Document Type

Article

Publication Date

2013

Publication Information

45 McGeorge Law Review 7 (2013)

Abstract

Current critiques of legal education push law schools toward seemingly contradictory goals: (1) provide more practical training to a greater number of students; and (2) lower operational costs. This article addresses those who have a sincere desire to meet both goals. Although it offers a proposal for restructuring legal education, its primary focuses is on the mental and psychological barriers — the mistakes in thinking — that prevent law faculties from engaging in substantial. At the deepest level is a basic myth: that professional education can meaningfully separate theory from practice. This myth divides legal education into a series of dichotomies, viewing the traditional case method approach of instruction in legal education as teaching “doctrine” and lumps together all other kinds of instruction — legal writing, simulations, clinics, and externships — as teaching “skills.” It divides responsibility for the law school curriculum between “us” and “them,” significantly outsourcing lawyering skills instruction to adjunct professors or assigning it to faculty members in job statuses that give them less power and authority within faculty governance structures.

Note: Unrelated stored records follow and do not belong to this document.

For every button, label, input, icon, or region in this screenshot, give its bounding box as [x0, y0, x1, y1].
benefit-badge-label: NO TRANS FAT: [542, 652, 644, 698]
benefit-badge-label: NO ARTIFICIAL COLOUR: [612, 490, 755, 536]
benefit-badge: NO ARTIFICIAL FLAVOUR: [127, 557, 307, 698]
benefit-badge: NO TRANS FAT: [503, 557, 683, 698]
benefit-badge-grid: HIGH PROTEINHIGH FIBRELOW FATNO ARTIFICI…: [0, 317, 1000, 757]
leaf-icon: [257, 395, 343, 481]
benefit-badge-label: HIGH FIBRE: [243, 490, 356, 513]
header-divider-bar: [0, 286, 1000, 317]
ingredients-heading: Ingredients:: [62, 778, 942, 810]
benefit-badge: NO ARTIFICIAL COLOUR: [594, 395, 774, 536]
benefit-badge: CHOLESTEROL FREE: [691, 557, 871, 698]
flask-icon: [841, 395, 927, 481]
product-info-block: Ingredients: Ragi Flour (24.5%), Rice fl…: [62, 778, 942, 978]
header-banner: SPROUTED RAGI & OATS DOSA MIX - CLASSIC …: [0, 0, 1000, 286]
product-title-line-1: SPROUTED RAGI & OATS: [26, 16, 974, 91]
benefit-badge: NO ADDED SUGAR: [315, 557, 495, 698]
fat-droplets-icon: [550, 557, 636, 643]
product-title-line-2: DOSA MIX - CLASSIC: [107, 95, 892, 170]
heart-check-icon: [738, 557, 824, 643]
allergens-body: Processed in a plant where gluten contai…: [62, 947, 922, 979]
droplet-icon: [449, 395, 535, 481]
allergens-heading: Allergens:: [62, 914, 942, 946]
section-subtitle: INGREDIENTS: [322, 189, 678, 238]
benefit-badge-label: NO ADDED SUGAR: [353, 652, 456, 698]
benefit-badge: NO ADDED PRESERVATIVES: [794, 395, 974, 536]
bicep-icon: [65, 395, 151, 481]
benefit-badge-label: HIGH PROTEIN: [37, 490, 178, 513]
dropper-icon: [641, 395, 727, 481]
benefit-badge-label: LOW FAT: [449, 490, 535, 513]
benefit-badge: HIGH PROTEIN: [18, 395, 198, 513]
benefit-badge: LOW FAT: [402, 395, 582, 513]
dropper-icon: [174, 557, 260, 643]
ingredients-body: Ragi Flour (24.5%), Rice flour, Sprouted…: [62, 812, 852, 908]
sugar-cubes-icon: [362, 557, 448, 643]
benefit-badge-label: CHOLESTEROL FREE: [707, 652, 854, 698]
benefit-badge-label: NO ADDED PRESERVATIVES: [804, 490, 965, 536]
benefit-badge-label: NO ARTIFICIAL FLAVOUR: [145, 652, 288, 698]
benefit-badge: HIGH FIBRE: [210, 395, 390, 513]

This article challenges the basic myth by showing that what is traditionally thought of as “doctrinal” instruction regularly sacrifices breadth of doctrinal knowledge in favor of a particular kind of skills training: the ability to analyze appellate cases, to extract and synthesize their underlying principles, and to apply these principles to new situations. Conversely, what is traditionally thought of as “skills” instruction relies — like the Socratic method — on exposing the analytic frameworks that professional experts deploy as they identify client interests, analyze facts, negotiate, advocate, and problem-solve. Once we blur the sharp distinction between “doctrinal” and “skills” instruction, the need becomes clear to restructure legal education to expose students in law school to a much wider array of analytical skills that come into play in the lawyering process. The breakdown between theory and practice also erodes the justification for an “outsourcing” model of legal education and suggests the need for greater collaboration between the academy and the practicing bar in developing a more balanced model of legal education. The article concludes with some concrete suggestions for how legal education could be restructured to respond to these concerns by redeploying existing resources at law schools and realigning the partnerships between the legal academy and the practicing bar.